Radiation-induced Bystander Effect (RIBE) alters mitochondrial metabolism using a human rectal cancer ex vivo explant model.

Locally advanced rectal cancer is treated with neoadjuvant-chemoradiotherapy, however only 22% of patients achieve a complete response. Resistance mechanisms are poorly understood. Radiation-induced Bystander Effect (RIBE) describes the effect of radiation on neighbouring unirradiated cells. We investigated the effects of ex vivo RIBE-induction from normal and rectal cancer tissue on bystander cell metabolism, mitochondrial function and metabolomic profiling. We correlated bystander events to patient clinical characteristics. Ex vivo RIBE-induction caused metabolic alterations in bystander cells, specifically reductions in OXPHOS following RIBE-induction in normal (p = 0.01) and cancer tissue (p = 0.03) and reduced glycolysis following RIBE-induction in cancer tissue (p = 0.01).
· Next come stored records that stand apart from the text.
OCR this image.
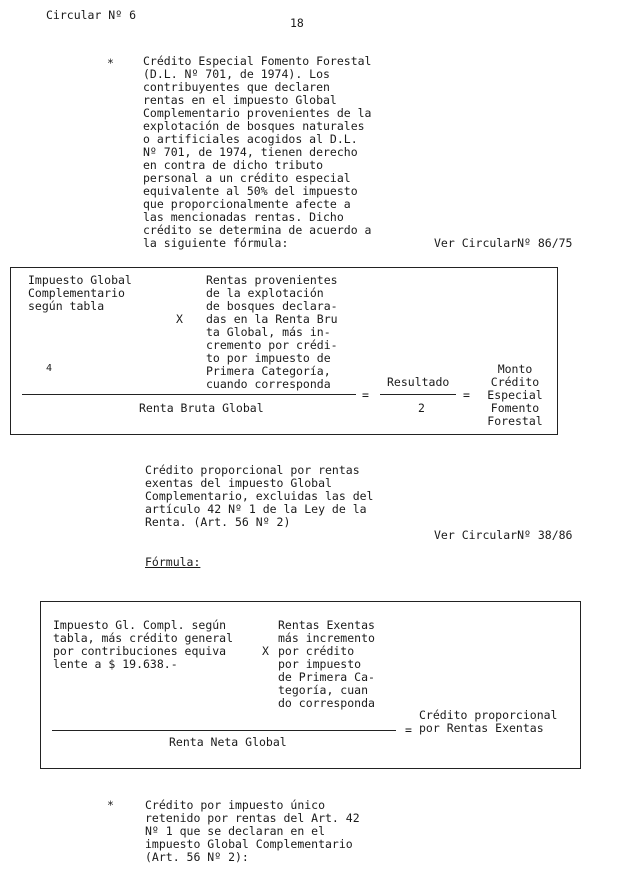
Circular Nº 6
18
*	Crédito Especial Fomento Forestal
(D.L. Nº 701, de 1974). Los
contribuyentes que declaren
rentas en el impuesto Global
Complementario provenientes de la
explotación de bosques naturales
o artificiales acogidos al D.L.
Nº 701, de 1974, tienen derecho
en contra de dicho tributo
personal a un crédito especial
equivalente al 50% del impuesto
que proporcionalmente afecte a
las mencionadas rentas. Dicho
crédito se determina de acuerdo a
la siguiente fórmula:	Ver CircularNº 86/75
Impuesto Global
Complementario
según tabla
X
Rentas provenientes
de la explotación
de bosques declara-
das en la Renta Bru
ta Global, más in-
cremento por crédi-
to por impuesto de
Primera Categoría,
cuando corresponda
4
Resultado
=	=
Renta Bruta Global	2
Monto
Crédito
Especial
Fomento
Forestal
Crédito proporcional por rentas
exentas del impuesto Global
Complementario, excluidas las del
artículo 42 Nº 1 de la Ley de la
Renta. (Art. 56 Nº 2)
Ver CircularNº 38/86
Fórmula:
Impuesto Gl. Compl. según
tabla, más crédito general
por contribuciones equiva
lente a $ 19.638.-
X
Rentas Exentas
más incremento
por crédito
por impuesto
de Primera Ca-
tegoría, cuan
do corresponda
=
Crédito proporcional
por Rentas Exentas
Renta Neta Global
*	Crédito por impuesto único
retenido por rentas del Art. 42
Nº 1 que se declaran en el
impuesto Global Complementario
(Art. 56 Nº 2):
Visceral fat area correlated with glycolysis (p = 0.02) and ATP production (p = 0.03) following exposure of cells to TCM from irradiated cancer biopsies. Leucine levels were reduced in the irradiated cancer compared to the irradiated normal secretome (p = 0.04). ROS levels were higher in cells exposed to the cancer compared to the normal secretome (p = 0.04). RIBE-induction ex vivo causes alterations in the metabolome in normal and malignant rectal tissue along with metabolic alterations in bystander cellular metabolism. This may offer greater understanding of the effects of RIBE on metabolism, mitochondrial function and the secreted metabolome.